From: david@ods.com (David Engel) Subject: Re: find 3.7 and fileutils 3.3 uploaded Date: Wed, 29 Jul 1992 21:06:22 GMT
davidsen@ariel.crd.GE.COM (william E Davidsen) writes:
: BTW: how much os a hit does the library take on using the jump table?
: Between the extra level of indirect, dumping the cache and pipeline
: twice as often, and paging on small systems, this looks like a potential
: 5% increase in clock time. Do you have numbers? I see people taking the
The very rough measurements I did a couple of months ago showed a hit of
about 2-4%. The programs I tested were mostly I/O bound and the method
I used to time them was rather crude though, so I don't know how realistic
those numbers are. If someone has any compute bound programs that exercise
libc, I like to know about it so I can try them.

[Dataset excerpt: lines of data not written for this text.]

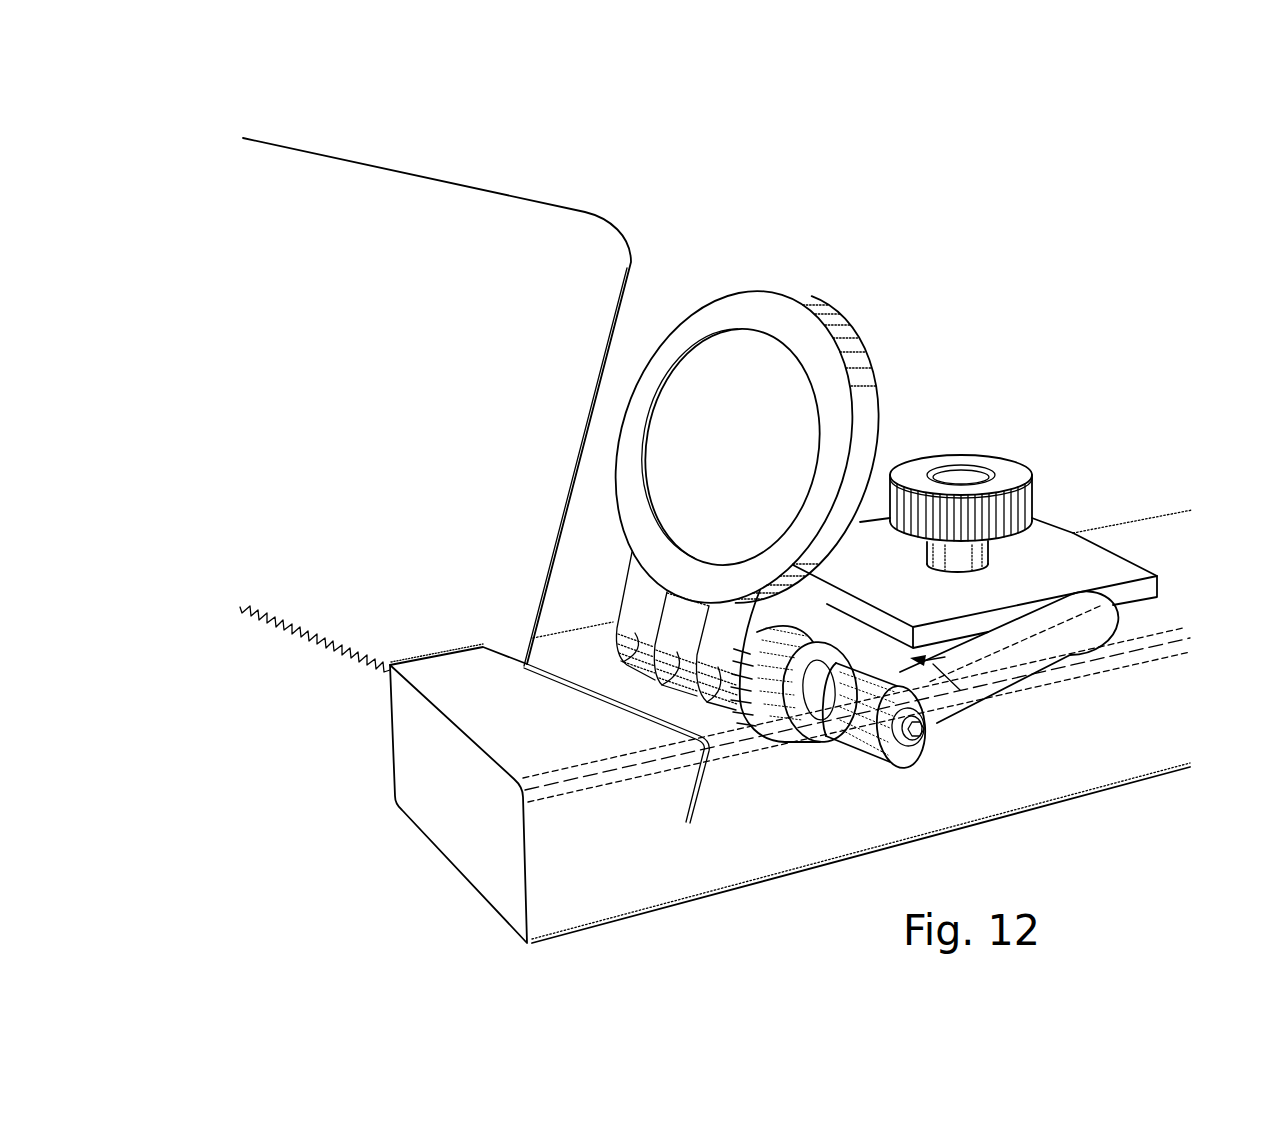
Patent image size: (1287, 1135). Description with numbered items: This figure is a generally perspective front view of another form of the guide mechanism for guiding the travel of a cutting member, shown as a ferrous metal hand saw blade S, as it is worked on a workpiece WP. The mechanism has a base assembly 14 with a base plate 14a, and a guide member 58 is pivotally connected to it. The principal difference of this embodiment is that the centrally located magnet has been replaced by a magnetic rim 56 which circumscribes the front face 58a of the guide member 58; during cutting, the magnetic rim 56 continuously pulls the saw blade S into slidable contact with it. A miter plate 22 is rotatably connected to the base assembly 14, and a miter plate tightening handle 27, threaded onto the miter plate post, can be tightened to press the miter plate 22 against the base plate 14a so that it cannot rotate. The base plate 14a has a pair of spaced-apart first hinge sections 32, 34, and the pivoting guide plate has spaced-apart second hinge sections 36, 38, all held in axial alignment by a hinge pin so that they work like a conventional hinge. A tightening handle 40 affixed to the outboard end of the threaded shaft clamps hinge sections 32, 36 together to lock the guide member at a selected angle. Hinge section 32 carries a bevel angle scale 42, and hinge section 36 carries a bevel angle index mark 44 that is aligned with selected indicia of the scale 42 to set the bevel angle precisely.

The saw blade S is at (476, 352).
The workpiece WP is at (450, 815).
The magnetic rim 56 is at (757, 441).
The guide member 58 is at (868, 441).
The front face 58a is at (732, 447).
The second hinge section 38 is at (623, 660).
The first hinge section 34 is at (660, 683).
The second hinge section 36 is at (713, 702).
The first hinge section 32 is at (793, 637).
The bevel angle index mark 44 is at (740, 650).
The bevel angle scale 42 is at (763, 723).
The miter plate tightening handle 27 is at (996, 466).
The miter plate 22 is at (1047, 538).
The tightening handle 40 is at (1047, 650).
The base assembly 14 is at (893, 662).
The base plate 14a is at (933, 664).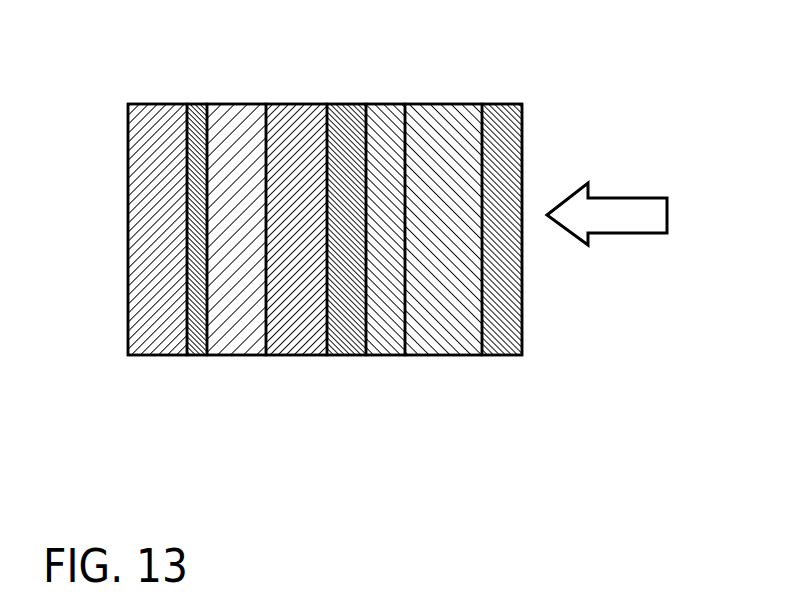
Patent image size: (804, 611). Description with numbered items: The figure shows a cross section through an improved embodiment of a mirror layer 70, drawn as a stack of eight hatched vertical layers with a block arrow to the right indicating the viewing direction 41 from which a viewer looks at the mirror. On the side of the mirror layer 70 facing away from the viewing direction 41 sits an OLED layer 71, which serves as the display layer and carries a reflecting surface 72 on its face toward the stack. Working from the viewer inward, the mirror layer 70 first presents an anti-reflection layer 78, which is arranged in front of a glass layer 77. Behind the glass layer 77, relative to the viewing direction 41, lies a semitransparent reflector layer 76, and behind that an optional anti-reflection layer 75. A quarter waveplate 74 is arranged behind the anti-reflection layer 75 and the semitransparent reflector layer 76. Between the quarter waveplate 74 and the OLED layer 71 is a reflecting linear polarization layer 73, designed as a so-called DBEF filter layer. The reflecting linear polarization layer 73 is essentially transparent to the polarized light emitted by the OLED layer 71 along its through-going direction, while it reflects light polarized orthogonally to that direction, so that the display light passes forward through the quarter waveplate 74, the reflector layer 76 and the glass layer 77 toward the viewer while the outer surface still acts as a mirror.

: Note, I'm looking for clarification rather than saying "this is bad."
: My guess of what it adds to small systems calls could be way off, etc.
: I'm well aware of the benefits of jump tables, just concerned about
: possible performance costs. Maybe the only hit is the extra pieline
: dump, I suspect the table would be memory, if not in cache, all the
: time.
Yes, if all or most all progarms use the jump-table libs (like they do on
my system :), the jump-table would almost always be in memory.